Since those are gene sets with smallest p value which means significant to our data, then we should expect to see some differences in heatmap. For me, I can't find out those clear differences, thus I am confused for now.
I guess this is not the right way to choose significant sets but I can't figure out why the tutorial used this way and why this won't work for this case.

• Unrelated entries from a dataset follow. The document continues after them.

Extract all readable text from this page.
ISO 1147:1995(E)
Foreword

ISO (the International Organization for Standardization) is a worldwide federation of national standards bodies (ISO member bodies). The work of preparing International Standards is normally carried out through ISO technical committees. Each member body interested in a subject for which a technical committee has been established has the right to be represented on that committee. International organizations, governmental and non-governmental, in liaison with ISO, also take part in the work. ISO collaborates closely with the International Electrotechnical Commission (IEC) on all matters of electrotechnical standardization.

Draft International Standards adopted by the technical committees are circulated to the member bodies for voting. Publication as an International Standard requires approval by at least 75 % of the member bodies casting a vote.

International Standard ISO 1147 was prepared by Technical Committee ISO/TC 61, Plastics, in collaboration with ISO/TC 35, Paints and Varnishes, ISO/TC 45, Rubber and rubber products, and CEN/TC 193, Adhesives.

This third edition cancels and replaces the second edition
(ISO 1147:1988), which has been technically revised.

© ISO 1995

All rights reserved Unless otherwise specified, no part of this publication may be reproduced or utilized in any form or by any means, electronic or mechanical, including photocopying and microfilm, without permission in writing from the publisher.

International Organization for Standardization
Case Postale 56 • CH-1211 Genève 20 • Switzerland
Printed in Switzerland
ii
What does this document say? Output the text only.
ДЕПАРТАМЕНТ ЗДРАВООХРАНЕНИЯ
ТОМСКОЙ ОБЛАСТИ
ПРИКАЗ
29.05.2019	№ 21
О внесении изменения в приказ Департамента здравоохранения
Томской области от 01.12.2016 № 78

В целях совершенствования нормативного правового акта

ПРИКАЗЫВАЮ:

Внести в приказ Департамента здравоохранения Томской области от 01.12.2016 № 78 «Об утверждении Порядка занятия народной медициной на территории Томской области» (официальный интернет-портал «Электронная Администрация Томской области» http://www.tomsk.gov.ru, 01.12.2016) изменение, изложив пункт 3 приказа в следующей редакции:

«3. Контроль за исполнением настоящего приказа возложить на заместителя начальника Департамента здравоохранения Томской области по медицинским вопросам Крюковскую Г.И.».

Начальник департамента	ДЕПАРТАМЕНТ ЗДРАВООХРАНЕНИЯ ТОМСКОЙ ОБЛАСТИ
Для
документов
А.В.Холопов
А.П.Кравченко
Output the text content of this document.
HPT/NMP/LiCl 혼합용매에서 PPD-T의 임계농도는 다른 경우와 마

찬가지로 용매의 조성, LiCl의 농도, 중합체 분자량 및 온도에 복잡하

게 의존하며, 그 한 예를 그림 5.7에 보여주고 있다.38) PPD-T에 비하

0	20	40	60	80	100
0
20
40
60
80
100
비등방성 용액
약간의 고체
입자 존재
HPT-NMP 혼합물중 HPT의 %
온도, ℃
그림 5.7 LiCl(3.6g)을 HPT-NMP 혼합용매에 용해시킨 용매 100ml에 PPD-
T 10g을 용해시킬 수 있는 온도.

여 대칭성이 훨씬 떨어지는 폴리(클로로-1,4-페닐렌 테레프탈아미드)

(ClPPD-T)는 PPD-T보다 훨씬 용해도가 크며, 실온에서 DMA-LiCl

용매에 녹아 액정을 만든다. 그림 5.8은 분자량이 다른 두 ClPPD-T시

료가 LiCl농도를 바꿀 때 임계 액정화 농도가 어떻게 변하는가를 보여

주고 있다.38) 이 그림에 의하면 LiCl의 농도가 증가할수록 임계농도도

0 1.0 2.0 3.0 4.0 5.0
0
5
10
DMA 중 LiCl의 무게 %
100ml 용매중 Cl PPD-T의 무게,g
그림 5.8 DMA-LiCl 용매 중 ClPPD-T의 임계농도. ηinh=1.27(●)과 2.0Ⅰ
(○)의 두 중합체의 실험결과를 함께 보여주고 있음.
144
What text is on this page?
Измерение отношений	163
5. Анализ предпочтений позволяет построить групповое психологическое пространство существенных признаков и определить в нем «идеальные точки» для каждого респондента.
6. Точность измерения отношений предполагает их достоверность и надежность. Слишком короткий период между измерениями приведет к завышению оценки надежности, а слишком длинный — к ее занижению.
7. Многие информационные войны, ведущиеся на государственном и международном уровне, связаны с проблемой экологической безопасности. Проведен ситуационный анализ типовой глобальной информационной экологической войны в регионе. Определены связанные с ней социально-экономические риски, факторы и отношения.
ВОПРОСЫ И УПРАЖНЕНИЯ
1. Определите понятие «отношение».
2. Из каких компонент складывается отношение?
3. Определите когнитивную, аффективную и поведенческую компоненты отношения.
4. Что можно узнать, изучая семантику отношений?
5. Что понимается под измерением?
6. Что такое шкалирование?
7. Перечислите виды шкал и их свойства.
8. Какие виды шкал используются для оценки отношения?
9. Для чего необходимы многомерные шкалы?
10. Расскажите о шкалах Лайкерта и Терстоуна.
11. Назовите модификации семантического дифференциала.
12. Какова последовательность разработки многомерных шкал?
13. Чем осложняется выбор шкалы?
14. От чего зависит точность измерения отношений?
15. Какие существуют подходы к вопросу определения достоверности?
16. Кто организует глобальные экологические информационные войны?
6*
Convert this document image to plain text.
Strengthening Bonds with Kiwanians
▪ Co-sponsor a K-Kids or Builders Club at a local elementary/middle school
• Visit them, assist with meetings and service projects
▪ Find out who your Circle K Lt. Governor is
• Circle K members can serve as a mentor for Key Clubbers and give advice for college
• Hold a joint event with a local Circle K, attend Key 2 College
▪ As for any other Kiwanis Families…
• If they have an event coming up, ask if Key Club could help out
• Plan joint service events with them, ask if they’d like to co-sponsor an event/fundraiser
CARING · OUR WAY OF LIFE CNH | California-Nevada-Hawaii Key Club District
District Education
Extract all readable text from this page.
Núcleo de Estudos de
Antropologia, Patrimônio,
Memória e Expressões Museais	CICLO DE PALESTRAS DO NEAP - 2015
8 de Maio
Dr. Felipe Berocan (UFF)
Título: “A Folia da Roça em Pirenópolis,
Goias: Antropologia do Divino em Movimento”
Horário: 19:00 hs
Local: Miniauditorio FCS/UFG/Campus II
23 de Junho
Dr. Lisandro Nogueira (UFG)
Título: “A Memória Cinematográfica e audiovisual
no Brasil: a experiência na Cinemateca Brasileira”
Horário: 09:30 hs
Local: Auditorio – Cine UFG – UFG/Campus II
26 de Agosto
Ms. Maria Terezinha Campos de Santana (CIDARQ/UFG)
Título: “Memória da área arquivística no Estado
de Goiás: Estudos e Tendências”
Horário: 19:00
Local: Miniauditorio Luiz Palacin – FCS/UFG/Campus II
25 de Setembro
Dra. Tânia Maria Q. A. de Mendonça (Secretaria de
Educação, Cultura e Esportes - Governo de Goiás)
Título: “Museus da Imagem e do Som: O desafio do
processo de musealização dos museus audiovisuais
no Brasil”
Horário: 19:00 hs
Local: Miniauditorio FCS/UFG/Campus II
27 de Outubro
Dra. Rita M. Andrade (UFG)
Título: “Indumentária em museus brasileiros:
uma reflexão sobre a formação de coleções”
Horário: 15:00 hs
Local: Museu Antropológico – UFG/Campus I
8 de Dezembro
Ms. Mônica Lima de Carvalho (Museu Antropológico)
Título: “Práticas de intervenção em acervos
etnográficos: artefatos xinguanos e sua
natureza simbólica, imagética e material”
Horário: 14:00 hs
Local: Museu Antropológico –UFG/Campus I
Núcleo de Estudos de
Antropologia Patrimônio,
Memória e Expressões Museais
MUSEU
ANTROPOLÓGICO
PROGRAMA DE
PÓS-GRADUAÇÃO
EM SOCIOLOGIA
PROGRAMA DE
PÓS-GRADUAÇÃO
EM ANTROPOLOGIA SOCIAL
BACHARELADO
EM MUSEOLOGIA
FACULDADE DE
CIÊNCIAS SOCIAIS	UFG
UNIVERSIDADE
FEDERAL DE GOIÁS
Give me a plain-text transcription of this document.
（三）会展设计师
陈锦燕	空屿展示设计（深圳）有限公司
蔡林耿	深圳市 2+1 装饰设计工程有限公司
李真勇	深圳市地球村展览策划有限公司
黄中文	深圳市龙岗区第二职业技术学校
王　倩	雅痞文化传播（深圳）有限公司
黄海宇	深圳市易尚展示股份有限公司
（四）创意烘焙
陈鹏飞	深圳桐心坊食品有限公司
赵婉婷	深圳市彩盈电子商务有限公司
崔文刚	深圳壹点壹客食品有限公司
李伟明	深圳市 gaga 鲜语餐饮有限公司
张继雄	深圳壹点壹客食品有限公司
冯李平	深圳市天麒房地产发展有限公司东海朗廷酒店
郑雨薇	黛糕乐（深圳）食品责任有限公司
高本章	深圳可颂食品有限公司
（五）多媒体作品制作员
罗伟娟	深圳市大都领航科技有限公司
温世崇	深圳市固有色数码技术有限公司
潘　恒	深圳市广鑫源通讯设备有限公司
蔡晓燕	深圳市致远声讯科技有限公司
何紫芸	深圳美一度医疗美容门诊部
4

I can provide any code if necessary. I read the GSVA paper but I just can't completely understand the whole thing. Is that because my lack of patience or intelligence? I hope I expressed my questions clearly and if there is any confusion, I can try my best to explain more.

Sincerely, Chenxi

limma GSVA • 2.7k views

ADD COMMENT • link 3.8 years ago Chenxi • 0

score 2 · Accepted Answer · 2021-07-01

hi,

Probably the difference you see is because your integer counts were not normalized, while your log-transformed continuous values were normalized. The question about differences in using the Poisson or the Gaussian kernel has already popped up before a previous post and when data are normalized both approaches should lead to similar results. We developed the approach based on a Poisson kernel at a time where we thought it was useful to work with integer counts, but currently my recommendation is that you derive normalized continuous values of expression such as log-CPMs or log-TPMs and use the default Gaussian kernel.
Figure 2 of the GSVA paper shows that the GSVA scores lead to well-calibrated tests and this is in general our experience through the years, and this is the reason why it is sensible to use a cutoff on adjusted p-values to select differentially expressed gene sets. The question on the log-fold change was already answered on the post you linked and I have nothing else to say unless you make a more specific question.
I think you third question is not specific to GSVA but about linear models in general. If you're not getting the results that you expect, you should provide more details on the analysis you are doing to be able to help and see whether this is a problem about the way in which you use GSVA.
A heatmap is not a tool to choose differentially expressed genes or gene sets, it's a exploratory visualization tool to look at the magnitude of expression changes.